Петр Петрович, кажется, совсем не ожидал такого конца. Он слишком надеялся на себя, на власть свою и на беспомощность своих жертв. Не поверил и теперь. Он побледнел, и губы его затряслись.
— Авдотья Романовна, если я выйду теперь в эту дверь, при таком напутствии, то — рассчитайте это — я уж не ворочусь никогда. Обдумайте хорошенько! Мое слово твердо.
— Что за наглость! — вскричала Дуня, быстро подымаясь с места, — да я и не хочу, чтобы вы возвращались назад!
— Как? Так вот ка-а-к-с! — вскричал Лужин, совершенно не веровавший, до последнего мгновения, такой развязке, а потому совсем потерявший теперь нитку, — так так-то-с! Но знаете ли, Авдотья Романовна, что я мог бы и протестовать-с.
— Какое право вы имеете так говорить с ней! — горячо вступилась Пульхерия Александровна, — чем вы можете протестовать? И какие это ваши права? Ну, отдам я вам, такому, мою Дуню? Подите, оставьте нас совсем!
— Однако ж, Пульхерия Александровна, — горячился в бешенстве Лужин, — вы связали меня данным словом, от которого теперь отрекаетесь… и наконец… наконец, я вовлечен был, так сказать, через то в издержки…
Эта последняя претензия до того была в характере Петра Петровича, что Раскольников, бледневший от гнева и от усилий сдержать его, вдруг не выдержал и — расхохотался.
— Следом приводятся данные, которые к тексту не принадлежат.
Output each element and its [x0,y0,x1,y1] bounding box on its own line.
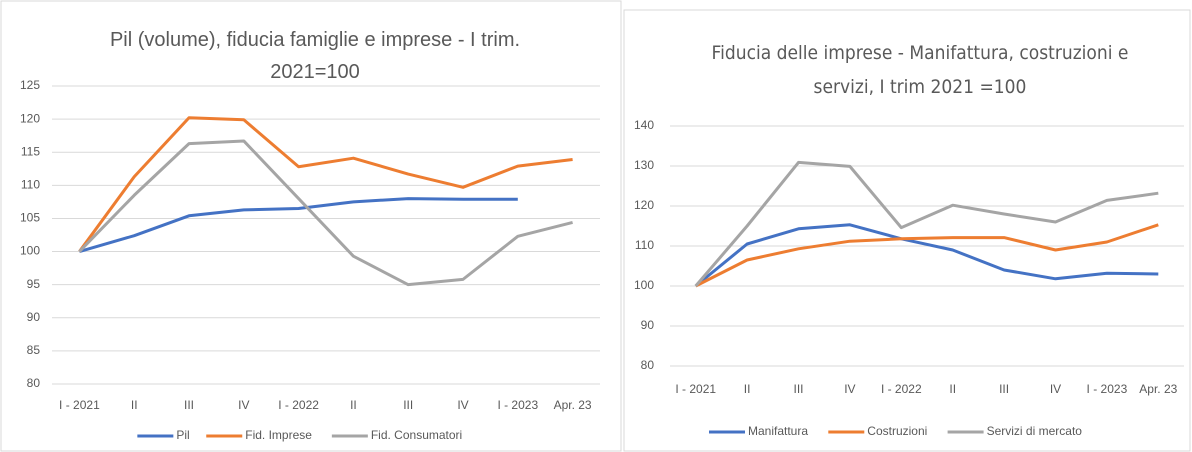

Но Пульхерия Александровна вышла из себя:
— В издержки? В какие же это издержки? Уж не про сундук ли наш вы говорите? Да ведь вам его кондуктор задаром перевез. Господи, мы же вас и связали! Да вы опомнитесь, Петр Петрович, это вы нас по рукам и по ногам связали, а не мы вас!
— Довольно, маменька, пожалуйста, довольно! — упрашивала Авдотья Романовна. — Петр Петрович, сделайте милость, уйдите!
— Уйду-с, но одно только последнее слово! — проговорил он, уже почти совсем не владея собою, — ваша мамаша, кажется, совершенно забыла, что я решился вас взять, так сказать, после городской молвы, разнесшейся по всему околотку насчет репутации вашей. Пренебрегая для вас общественным мнением и восстановляя репутацию вашу, уж, конечно, мог бы я, весьма и весьма, понадеяться на возмездие и даже потребовать благодарности вашей… И только теперь открылись глаза мои! Вижу сам, что, может быть, весьма и весьма поступил опрометчиво, пренебрегая общественным голосом…
— Да он о двух головах, что ли! — крикнул Разумихин, вскакивая со стула и уже готовясь расправиться.
— Низкий вы и злой человек! — сказала Дуня.
— Ни слова! Ни жеста! — вскрикнул Раскольников, удерживая Разумихина; затем, подойдя чуть не в упор к Лужину:
— Извольте выйти вон! — сказал он тихо и раздельно, — и ни слова более, иначе…
Петр Петрович несколько секунд смотрел на него с бледным и искривленным от злости лицом, затем повернулся, вышел, и уж, конечно, редко кто-нибудь уносил на кого в своем сердце столько злобной ненависти, как этот человек на Раскольникова. Его, и его одного, он обвинял во всем. Замечательно, что, уже спускаясь с лестницы, он всё еще воображал, что дело еще, может быть, совсем не потеряно и, что касается одних дам, даже «весьма и весьма» поправимое.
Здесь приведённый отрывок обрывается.